Picture Refik Anadol Studio
“Machine Desires: Rainforest” manifests unease with its personal loud function in these trajectories, even because it feigns conscientiousness. The museum’s promotional statements take pains to emphasise Anadol’s and Erkiliç’s moral strategy to AI use: coaching knowledge gathered with consent; creating fashions from scratch; minimizing environmental impression (they declare, with out displaying the maths, that every museum customer consumes about as a lot power because it takes to cost one cellular phone). These could be laudable moral designs if Dataland’s sensationalist aesthetics didn’t level in a unique, extra profit-minded course. The discrepancy makes the moral claims seem like calculated PR strikes to move off criticisms generally leveled in opposition to a medium about which the general public feels more and more skeptical.

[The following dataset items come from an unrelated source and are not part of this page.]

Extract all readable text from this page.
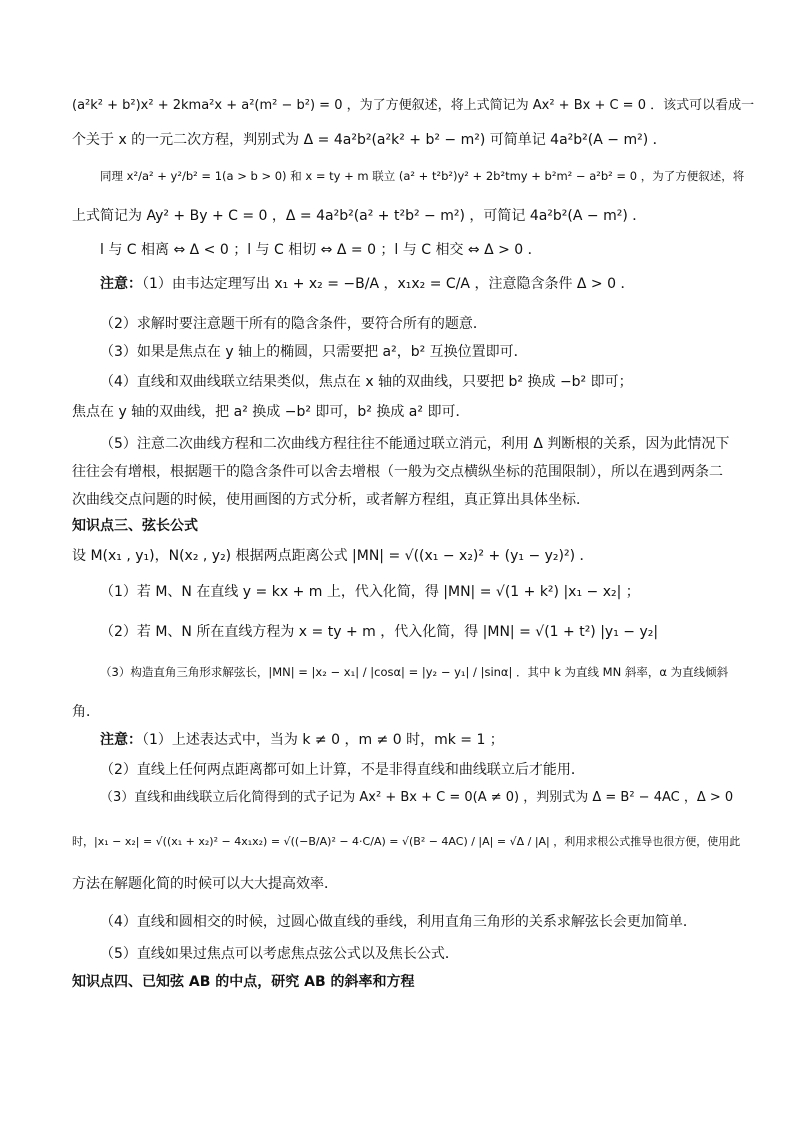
(a²k² + b²)x² + 2kma²x + a²(m² − b²) = 0 ，为了方便叙述，将上式简记为 Ax² + Bx + C = 0 ．该式可以看成一
个关于 x 的一元二次方程，判别式为 Δ = 4a²b²(a²k² + b² − m²) 可简单记 4a²b²(A − m²) ．
同理 x²/a² + y²/b² = 1(a > b > 0) 和 x = ty + m 联立 (a² + t²b²)y² + 2b²tmy + b²m² − a²b² = 0 ，为了方便叙述，将
上式简记为 Ay² + By + C = 0 ，Δ = 4a²b²(a² + t²b² − m²) ，可简记 4a²b²(A − m²) ．
l 与 C 相离 ⇔ Δ < 0 ；l 与 C 相切 ⇔ Δ = 0 ；l 与 C 相交 ⇔ Δ > 0 ．
注意：（1）由韦达定理写出 x₁ + x₂ = −B/A ，x₁x₂ = C/A ，注意隐含条件 Δ > 0 ．
（2）求解时要注意题干所有的隐含条件，要符合所有的题意．
（3）如果是焦点在 y 轴上的椭圆，只需要把 a²，b² 互换位置即可．
（4）直线和双曲线联立结果类似，焦点在 x 轴的双曲线，只要把 b² 换成 −b² 即可；
焦点在 y 轴的双曲线，把 a² 换成 −b² 即可，b² 换成 a² 即可．
（5）注意二次曲线方程和二次曲线方程往往不能通过联立消元，利用 Δ 判断根的关系，因为此情况下
往往会有增根，根据题干的隐含条件可以舍去增根（一般为交点横纵坐标的范围限制），所以在遇到两条二
次曲线交点问题的时候，使用画图的方式分析，或者解方程组，真正算出具体坐标．
知识点三、弦长公式
设 M(x₁ , y₁)，N(x₂ , y₂) 根据两点距离公式 |MN| = √((x₁ − x₂)² + (y₁ − y₂)²) ．
（1）若 M、N 在直线 y = kx + m 上，代入化简，得 |MN| = √(1 + k²) |x₁ − x₂| ；
（2）若 M、N 所在直线方程为 x = ty + m ，代入化简，得 |MN| = √(1 + t²) |y₁ − y₂|
（3）构造直角三角形求解弦长，|MN| = |x₂ − x₁| / |cosα| = |y₂ − y₁| / |sinα| ．其中 k 为直线 MN 斜率，α 为直线倾斜
角．
注意：（1）上述表达式中，当为 k ≠ 0 ，m ≠ 0 时，mk = 1 ；
（2）直线上任何两点距离都可如上计算，不是非得直线和曲线联立后才能用．
（3）直线和曲线联立后化简得到的式子记为 Ax² + Bx + C = 0(A ≠ 0) ，判别式为 Δ = B² − 4AC ，Δ > 0
时，|x₁ − x₂| = √((x₁ + x₂)² − 4x₁x₂) = √((−B/A)² − 4·C/A) = √(B² − 4AC) / |A| = √Δ / |A| ，利用求根公式推导也很方便，使用此
方法在解题化简的时候可以大大提高效率．
（4）直线和圆相交的时候，过圆心做直线的垂线，利用直角三角形的关系求解弦长会更加简单．
（5）直线如果过焦点可以考虑焦点弦公式以及焦长公式．
知识点四、已知弦 AB 的中点，研究 AB 的斜率和方程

Anadol has usually described his AI artworks as “machine desires.” However that metaphor obscures the all-too-human hopes and fears evident in Dataland’s outputs. The museum’s inaugural exhibition needs to have issues each methods—a full-speed-ahead future that additionally mourns what’s being left behind, as if the assassin have been additionally delivering the eulogy on the funeral—and finally ends up with neither. Its awkward compromises beget tepid improvements upon stale cultural merchandise: an immersive expertise with negligible responsiveness; a sensible museum reward store whose choices are personalised to every customer primarily based on the info collected (with consent!) about them. “Can an art work really feel us again?” requested Anadol through the press preview. Dataland’s reply is sure—and it want to use its newfound capacities to promote you a customized t-shirt.